Even before the government’s Health and Social Care Bill has passed through the House of Commons, private healthcare companies are increasing their influence within the NHS. Pulse magazine reported last week that private company bosses are set to be handed seats on the new NHS Commissioning Board, which, come June, will oversee commissioning of all primary care services and allocate budgets to GP consortia. The magazine also reported that 10% of GPs on the boards of the already established consortia also hold an executive-level position with the same private companies that will be bidding to be commissioned by them.
And yet much of the media coverage over the past week has been more concerned with private companies not being allowed to do their business in the NHS. The BBC’s health correspondent Nick Triggle reported on 29th March that, “many English trusts are introducing steps that make it harder for patients to opt to have NHS care done by private hospitals.” These steps, Triggle explained, included, “reductions in the range of treatments that private hospitals can offer NHS patients, caps on the number of people they can treat and promising NHS hospitals set numbers of patients” and that, “as many as 70 of the 151 [Primary Care Trusts] are employing such tactics.” This was repeated by other news sources, providing a platform for companies to complain about bias against them.
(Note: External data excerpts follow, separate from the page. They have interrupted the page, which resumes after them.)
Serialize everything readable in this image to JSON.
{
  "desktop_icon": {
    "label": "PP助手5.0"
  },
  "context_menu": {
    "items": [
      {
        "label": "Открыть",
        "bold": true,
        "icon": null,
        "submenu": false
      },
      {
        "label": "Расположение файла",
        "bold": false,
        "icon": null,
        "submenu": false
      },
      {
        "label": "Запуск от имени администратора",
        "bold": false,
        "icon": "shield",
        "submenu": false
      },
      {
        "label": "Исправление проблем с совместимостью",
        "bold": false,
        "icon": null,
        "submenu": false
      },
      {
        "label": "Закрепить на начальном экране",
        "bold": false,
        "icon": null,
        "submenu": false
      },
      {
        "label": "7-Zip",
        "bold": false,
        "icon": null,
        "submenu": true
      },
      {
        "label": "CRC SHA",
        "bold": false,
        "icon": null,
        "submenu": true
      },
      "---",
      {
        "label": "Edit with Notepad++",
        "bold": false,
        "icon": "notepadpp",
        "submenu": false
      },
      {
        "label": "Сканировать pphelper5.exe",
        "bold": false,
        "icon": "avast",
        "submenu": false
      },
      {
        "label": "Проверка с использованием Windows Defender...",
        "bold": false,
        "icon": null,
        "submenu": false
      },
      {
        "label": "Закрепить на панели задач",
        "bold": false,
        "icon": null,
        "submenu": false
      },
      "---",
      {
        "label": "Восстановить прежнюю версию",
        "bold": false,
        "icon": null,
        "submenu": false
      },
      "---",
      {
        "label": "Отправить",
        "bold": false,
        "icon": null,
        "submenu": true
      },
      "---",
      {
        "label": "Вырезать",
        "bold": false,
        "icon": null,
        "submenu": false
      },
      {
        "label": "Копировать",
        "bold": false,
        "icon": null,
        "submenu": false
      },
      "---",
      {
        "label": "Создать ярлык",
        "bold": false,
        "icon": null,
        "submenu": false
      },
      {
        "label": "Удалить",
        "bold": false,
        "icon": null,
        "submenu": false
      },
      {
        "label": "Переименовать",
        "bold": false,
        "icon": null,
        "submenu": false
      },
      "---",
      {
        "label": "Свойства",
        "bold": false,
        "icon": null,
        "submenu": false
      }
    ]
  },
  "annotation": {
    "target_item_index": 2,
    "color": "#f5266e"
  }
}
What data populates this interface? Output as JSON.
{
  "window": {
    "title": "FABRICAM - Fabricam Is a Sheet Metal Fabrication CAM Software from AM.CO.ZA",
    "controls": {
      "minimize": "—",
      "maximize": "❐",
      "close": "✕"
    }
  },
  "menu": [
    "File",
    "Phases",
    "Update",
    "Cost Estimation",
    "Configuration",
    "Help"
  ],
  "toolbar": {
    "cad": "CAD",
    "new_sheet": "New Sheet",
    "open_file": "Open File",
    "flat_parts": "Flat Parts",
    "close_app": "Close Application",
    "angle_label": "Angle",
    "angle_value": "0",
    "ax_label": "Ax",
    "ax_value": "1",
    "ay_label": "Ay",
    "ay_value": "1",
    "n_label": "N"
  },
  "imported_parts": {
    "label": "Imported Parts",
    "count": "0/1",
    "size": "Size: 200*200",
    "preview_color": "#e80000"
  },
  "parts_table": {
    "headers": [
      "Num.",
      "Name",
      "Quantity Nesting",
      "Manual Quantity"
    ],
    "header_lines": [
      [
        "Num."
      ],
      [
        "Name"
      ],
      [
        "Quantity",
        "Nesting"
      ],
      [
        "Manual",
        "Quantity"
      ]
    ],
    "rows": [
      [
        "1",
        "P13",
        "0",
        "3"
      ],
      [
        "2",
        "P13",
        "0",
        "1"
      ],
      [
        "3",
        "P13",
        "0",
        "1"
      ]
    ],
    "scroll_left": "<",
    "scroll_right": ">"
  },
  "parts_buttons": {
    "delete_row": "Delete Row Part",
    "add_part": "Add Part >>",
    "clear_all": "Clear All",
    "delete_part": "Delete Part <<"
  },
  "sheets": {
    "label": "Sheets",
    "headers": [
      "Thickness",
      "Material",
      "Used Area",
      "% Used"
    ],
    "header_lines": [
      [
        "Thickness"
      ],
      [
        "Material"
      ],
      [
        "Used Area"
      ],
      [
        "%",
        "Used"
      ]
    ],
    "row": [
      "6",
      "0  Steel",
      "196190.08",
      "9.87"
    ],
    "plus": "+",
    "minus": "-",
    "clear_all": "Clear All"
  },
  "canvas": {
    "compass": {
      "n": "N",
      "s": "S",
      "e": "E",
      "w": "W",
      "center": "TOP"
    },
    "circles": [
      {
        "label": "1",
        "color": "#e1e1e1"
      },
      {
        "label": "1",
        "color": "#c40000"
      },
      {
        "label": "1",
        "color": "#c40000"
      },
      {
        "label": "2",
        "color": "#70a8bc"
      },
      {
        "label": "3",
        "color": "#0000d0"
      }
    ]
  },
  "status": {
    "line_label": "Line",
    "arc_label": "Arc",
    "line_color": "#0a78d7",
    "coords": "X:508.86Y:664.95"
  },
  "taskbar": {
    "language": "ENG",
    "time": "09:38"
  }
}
The evidence for the BBC story came from the Co-operation and Competition Panel, which had published the interim findings of an inquiry it was conducting on behalf of the Department of Health. The Panel's report confirms in its early pages that “certain PCT [Primary Care Trust] practices, as well as other factors, are creating an incentive for PCTs to limit patient choice" and the chairman of the panel commented in an accompanying press release that, “both NHS and independent sector providers are being hampered in their efforts to deliver the kind of choice that is expected by patients.”